Pada kesempatan Kapolres Subang AKBP Sumarni mengingatkan dengan beredarnya Video kegiatan prostitusi di rumah-rumah di kampung cinta Desa Padamulya dan menjadi viral di Medsos harus jadi pembelajaran. “Jajaran Pemerintah Desa Padamulya dari kepala desa hingga RT agar peduli dalam menjaga warga masyarakatnya agar tidak terjadi dan tidak boleh ada kegiatan prostitusi di wilayah desa Padamulya,” ingatnya.

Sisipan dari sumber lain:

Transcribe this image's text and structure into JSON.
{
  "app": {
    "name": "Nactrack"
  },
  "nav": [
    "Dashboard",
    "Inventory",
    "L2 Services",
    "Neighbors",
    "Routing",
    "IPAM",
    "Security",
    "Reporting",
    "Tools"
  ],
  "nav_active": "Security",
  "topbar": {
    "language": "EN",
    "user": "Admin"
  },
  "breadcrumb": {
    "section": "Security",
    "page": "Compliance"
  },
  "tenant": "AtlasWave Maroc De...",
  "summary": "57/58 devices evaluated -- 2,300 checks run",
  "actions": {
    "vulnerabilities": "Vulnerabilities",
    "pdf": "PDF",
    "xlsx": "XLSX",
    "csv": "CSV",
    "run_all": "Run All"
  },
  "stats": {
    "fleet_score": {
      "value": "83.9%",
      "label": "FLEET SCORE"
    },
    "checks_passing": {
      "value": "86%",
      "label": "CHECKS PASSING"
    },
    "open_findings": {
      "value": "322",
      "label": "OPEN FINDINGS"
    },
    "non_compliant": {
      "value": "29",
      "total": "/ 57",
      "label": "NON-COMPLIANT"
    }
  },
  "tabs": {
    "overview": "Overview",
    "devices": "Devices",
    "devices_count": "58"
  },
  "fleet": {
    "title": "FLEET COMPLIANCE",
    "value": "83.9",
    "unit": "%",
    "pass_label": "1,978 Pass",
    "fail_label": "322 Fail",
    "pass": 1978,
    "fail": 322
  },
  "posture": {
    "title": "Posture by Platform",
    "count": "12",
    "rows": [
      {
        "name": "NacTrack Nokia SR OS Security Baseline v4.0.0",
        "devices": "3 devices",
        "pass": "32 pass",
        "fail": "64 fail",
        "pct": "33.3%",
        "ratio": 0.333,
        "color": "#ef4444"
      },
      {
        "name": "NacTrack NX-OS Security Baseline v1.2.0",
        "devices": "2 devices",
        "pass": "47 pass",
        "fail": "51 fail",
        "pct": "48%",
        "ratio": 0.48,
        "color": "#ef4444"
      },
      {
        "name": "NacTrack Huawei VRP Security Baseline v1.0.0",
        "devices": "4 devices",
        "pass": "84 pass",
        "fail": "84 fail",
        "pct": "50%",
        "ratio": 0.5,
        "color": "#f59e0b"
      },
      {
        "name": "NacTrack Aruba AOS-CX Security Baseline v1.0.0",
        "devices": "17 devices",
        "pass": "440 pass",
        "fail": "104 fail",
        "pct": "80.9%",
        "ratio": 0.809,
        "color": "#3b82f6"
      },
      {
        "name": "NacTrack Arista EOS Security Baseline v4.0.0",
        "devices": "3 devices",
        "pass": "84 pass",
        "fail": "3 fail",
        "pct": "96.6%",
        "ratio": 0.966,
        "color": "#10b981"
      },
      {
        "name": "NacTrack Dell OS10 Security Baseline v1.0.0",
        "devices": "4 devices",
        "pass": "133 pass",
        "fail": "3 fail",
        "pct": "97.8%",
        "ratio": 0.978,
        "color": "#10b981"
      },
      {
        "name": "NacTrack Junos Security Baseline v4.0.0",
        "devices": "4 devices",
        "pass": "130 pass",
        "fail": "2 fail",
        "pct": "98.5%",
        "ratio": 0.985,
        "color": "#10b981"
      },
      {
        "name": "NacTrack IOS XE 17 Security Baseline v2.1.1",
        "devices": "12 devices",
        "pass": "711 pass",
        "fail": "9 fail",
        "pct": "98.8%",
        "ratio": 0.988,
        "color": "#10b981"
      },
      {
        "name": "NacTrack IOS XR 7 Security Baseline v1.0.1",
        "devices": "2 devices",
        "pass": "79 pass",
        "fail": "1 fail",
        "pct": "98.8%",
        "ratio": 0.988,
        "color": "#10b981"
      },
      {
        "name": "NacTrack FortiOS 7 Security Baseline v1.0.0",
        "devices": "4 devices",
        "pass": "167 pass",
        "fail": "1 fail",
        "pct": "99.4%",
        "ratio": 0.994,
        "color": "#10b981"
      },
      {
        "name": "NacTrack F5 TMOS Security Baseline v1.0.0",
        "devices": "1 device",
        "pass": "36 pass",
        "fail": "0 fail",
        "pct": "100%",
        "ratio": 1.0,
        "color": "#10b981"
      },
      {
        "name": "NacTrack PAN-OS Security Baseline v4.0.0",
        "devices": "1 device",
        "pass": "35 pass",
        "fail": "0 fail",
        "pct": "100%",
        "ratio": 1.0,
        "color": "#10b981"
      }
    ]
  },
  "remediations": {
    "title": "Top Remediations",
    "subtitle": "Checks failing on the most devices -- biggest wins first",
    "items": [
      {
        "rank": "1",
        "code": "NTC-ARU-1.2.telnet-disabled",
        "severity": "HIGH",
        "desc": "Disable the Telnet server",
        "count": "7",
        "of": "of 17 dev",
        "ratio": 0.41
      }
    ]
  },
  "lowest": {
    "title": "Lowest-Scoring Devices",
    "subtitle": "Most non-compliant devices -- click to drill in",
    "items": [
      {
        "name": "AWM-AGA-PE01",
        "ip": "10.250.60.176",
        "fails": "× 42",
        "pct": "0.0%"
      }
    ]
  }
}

Untuk Video yang saat ini beredar yang berhubungan dengan Kampung Cinta di Desa Padamulya Kecamatan Cipunagara merupakan Video lama, entah berapa tahun yang lalu, dan dipastikan untuk sekarang “rumah cinta” sudah tidak ada.
Dirinya mengajak untuk memerangi hal-hal yang berkaitan tindak pidana perdagangan orang serta adanya aktifitas kupu-kupu malam baik yang menyediakan PSK, jasa tempat, maupun yang membuka tempat Praktek Portitusi.
Demikian pula diharapkan kejelian dan melakukan pemantaun adanya perekrutan TKI ke Luar negri karena banyak pekerja migran yang mengalami masalah saat berada di luar negeri. Bukannya pekerjaan yang diperoleh hasil rekrutmen perusahaan ilegal. Malah kerugian yang didapat.
“Dsana diperjual belikan, disiksa, mengalami kekerasan seksual dan lainnya. Sebagai contoh ada warga Kabupaten Subang yang menjadi korban kekerasan seksual, orang yang bersangkutan bekerja di luar negri (TKW) setelah habis masa kontrak kerja disana tidak pulang ke Indonesia. Namun melakukan aktivitas ilegal yang membuat orang tersebut mengalami kekerasan seksual yang mengakibatkan meninggal dunia, ungkapnya.
Melalui forum ini mari kita bersama-sama menjaga lingkungan desa Padamulya agar Zero dari Portitusi dan perdagangan orang. Termasuk peredaran Narkotika, minuman keras dan obat obatan sediaan farmasi (heximer dan tramadol). “Laporkan kepada kami melalui Layanan 110, No kontak Kapolsek termasuk bisa japri langsung ke saya selaku Kapolres Subang, “pungkasnya.
Danramil Pagaden menjelaskan dan meyakinkan kalau keberadaan Kp. Cinta di Desa Padamulya yang terkenal dengan adanya kegiatan prostitusi yang membuat viral di medsos sekarang tidak ada.
“Kita sudah melakukan pengecekan,” katanya. Namun diingatkan Kepala Desa beserta aparatur Desa dan masyarakat agar saling mengingatkan satu sama lain agar tidak membuat kegiatan kegiatan yang bertentangan dengan pidana.
Selama kegiatan berlangsung situasi berjalan aman, lancar dan terkendali.